At one level local band the Cathode Ray sound as angst-torn as ever at tonight’s gig at the Edinburgh Voodoo Rooms in support of the Monochrome Set. They have, however, an air also of jubilation. There is a sense of triumph about them, of a job well done.

“Evening all,” barks front man, guitarist and songwriter Jeremy Thoms to a busy crowd as the Cathode Ray stridently launch into their first song, ‘Backed Up’.

Tonight’s show is their last gig to promote ‘Infinite Variety’, their second album, which came out eighteen months before.

‘Infinite Variety’ has been a step-up at every level from its fine 2012 eponymous predecessor which was a 70’s-inspired album, marrying the sound of New York acts such as Lou Reed and Television with those of Mancurian outfits such as Joy Division, Magazine and the early Fall. ‘Infinite Variety' - as its spectacular cover art which has photos over forty species of rare flowers and plants on it suggests – has, however, a much broader canvas, incorporating, as well as punk and new wave, elements of psychedelia, glam rock, Euro disco, krautrock and 90’s alternative pop.

Touring has always been a problem for this group of late 40/early 50 somethings. Thoms, a late second-time father, still has a young child at home; lead guitarist Steve Fraser is a much in-demand session guitarist; bassist Neil Baldwin is holding down a demanding job and drummer David Mack moved to Teeside a few years ago. They have, however, managed fifteen gigs with ‘Infinite Variety’, which has seen them for the first time break out of the Edinburgh/Glasgow belt and take in cities and venues from Dundee to Leeds and Middlesborough to a Pennyblackmusic Bands Night in London.

Thoms’ label Stereogram Recordings, which is promoting tonight’s gig, has also since that first album taken off, signing established acts such as the Band of Holy Joy, James King & The Lonewolves and Roy Moller as well as new bands such as the Eastern Swell and the Unfortunates.

The Cathode Ray and Jeremy Thoms have come a long way with this album.

They have always dealt with what lies beneath the surface, the paranoia, self-doubts and distorted truths that bubble underneath seemingly placid facades. There is plenty of that in tonight’s set which is split fairly evenly between songs from ‘Infinite Variety’ – ‘Backed Up’, ‘Buck the Trend’, ‘Resist’, ‘The Eyes are the Window to the Soul’ and ‘Force of Nature’ – and the earlier LP – ‘Slipping Away’, ‘Lost and Found’ and ‘Around’.

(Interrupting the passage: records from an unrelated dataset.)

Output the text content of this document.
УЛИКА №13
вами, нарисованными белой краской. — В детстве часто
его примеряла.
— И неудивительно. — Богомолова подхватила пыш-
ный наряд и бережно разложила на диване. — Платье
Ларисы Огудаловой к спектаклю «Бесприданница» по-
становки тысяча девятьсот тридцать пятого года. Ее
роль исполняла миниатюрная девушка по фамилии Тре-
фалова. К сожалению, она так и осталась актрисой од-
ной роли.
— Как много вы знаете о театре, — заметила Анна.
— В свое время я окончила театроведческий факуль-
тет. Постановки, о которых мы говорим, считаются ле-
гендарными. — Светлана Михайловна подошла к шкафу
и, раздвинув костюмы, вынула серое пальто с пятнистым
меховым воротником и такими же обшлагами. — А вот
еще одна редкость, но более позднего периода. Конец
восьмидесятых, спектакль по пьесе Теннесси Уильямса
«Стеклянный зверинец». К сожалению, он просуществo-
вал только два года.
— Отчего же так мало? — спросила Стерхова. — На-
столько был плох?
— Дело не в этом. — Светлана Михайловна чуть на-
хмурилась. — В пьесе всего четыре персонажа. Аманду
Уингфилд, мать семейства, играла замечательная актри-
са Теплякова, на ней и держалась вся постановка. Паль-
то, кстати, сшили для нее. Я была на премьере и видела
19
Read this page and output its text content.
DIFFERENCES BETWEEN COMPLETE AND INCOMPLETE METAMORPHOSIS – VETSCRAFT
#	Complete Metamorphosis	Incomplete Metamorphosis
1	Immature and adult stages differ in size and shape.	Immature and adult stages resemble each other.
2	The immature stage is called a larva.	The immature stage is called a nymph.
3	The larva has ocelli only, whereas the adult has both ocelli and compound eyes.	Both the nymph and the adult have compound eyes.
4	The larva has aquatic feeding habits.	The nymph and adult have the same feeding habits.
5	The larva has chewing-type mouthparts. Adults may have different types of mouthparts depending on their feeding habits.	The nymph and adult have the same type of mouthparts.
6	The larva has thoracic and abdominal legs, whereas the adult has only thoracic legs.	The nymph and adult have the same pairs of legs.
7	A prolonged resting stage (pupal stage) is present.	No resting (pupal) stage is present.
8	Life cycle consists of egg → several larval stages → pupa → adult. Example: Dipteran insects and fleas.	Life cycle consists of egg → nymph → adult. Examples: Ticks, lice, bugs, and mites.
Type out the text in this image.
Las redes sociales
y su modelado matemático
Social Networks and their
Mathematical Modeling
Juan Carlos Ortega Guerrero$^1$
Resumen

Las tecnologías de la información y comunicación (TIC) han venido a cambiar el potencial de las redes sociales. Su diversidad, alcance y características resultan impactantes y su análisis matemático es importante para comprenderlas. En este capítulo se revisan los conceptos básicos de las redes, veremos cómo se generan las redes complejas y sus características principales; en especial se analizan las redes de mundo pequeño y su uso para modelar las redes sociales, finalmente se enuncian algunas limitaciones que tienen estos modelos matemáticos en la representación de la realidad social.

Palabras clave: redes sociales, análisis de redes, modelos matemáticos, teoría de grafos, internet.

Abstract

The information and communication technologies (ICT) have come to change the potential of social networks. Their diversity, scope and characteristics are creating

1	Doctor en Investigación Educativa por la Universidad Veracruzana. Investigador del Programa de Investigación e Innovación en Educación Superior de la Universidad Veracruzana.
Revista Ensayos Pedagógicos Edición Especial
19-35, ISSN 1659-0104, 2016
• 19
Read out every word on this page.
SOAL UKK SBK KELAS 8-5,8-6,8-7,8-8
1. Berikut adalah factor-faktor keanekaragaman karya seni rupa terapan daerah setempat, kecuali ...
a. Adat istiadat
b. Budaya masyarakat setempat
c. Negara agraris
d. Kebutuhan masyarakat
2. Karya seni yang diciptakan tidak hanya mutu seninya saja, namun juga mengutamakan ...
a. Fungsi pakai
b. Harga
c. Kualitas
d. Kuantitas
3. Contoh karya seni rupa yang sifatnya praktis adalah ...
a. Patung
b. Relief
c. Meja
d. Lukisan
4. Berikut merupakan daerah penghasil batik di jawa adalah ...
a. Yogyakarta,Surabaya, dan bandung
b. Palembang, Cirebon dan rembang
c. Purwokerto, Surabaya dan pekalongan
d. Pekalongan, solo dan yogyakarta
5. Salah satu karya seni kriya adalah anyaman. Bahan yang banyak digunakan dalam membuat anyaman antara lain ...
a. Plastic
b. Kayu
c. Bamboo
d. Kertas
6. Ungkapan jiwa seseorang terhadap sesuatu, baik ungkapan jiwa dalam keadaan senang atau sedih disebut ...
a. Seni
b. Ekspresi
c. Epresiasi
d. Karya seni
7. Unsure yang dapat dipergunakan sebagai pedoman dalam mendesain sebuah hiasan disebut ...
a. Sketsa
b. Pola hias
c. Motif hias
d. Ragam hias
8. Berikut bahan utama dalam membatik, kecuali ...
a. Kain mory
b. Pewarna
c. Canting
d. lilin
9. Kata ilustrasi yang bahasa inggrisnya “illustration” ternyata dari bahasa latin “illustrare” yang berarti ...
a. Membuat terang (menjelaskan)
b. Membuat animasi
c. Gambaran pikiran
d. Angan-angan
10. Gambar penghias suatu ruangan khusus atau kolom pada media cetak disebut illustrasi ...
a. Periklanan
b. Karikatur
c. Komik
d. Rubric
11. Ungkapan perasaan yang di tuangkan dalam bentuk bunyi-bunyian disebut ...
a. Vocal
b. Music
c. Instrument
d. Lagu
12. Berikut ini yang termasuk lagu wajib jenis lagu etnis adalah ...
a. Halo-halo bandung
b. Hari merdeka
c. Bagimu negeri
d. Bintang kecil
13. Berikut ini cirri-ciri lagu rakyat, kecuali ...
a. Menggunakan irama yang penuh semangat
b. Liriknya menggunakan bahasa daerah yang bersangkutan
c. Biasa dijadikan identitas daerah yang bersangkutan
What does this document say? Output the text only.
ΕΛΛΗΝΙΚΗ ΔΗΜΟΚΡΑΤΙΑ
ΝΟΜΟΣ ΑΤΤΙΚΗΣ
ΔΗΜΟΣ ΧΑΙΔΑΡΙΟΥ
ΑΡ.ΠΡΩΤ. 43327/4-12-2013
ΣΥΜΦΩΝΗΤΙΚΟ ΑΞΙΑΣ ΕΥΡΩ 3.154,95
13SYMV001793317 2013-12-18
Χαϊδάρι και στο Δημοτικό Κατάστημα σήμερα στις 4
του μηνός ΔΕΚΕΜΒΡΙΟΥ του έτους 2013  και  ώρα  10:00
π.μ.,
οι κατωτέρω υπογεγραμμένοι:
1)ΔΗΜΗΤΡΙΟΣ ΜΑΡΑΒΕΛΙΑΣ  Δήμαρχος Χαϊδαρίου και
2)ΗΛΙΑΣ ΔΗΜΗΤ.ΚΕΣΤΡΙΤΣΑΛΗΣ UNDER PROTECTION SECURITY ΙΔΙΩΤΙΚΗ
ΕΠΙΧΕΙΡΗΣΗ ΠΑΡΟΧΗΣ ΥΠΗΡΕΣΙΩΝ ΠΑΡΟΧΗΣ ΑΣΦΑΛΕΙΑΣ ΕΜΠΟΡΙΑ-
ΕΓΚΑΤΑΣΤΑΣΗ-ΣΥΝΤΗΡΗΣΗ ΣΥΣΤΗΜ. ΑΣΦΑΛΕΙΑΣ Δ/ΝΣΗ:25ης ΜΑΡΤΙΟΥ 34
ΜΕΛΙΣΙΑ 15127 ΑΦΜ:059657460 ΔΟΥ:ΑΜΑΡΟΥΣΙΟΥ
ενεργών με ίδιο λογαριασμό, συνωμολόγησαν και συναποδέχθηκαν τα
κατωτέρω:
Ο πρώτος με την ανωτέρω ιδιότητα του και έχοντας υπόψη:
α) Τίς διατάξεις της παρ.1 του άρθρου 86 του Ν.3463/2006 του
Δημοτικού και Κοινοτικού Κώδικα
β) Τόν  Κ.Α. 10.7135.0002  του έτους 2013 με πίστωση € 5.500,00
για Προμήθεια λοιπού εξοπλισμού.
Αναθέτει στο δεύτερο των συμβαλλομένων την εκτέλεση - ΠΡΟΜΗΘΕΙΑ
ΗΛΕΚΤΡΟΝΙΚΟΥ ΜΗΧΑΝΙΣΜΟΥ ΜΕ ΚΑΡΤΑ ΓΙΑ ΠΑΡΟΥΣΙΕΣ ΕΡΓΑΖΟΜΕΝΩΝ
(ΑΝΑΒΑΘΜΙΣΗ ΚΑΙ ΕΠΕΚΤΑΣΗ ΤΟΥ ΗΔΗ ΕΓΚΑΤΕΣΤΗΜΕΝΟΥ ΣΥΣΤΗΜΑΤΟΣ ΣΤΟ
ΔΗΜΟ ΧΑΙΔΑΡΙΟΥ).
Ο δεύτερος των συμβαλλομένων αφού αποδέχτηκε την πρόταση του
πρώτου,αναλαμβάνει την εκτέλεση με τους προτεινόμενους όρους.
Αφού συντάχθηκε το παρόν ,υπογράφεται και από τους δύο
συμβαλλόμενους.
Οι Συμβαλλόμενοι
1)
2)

Their forty-five minute set goes down well with the audience, many of whom have come out to see the Cathode Ray as much as they have the Monochrome Set, and some of whom seem to know every word.

Thomas and the usually more taciturn Fraser, both of whom are smartly-dressed for the occasion in shirt and ties, meanwhile joke with each other and the audience in between numbers. The always dapper Thoms complains at one point about his nylon shirt sticking to him, and someone shouts from the crowd, “Granny’s curtains” to a large roar of laughter from both the audience and the stage.

It all ends with a blistering version of the Cathode Ray’s first single, ‘What It’s All About?’, which Thoms reminds the audience came out on ten years ago that month before the band leave the stage.

As with ‘The Cathode Ray’, there will be an extensive period of hibernation between now and a third album, which they will work on as family, record company and work commitments and location problems will allow them. It may be as late as 2018 before that next album and we see them on a stage together again. Tonight’s show has been very much a statement of where they are now and where they have come from with no new material played. It remains to be seen they will be able to come up with a front cover as striking and imaginative such as that of ‘Infinite Variety’ again. Tracks are already been demoed for the third album, and much as ‘Infinite Variety’ was it will be undoubtedly very much worth the long wait.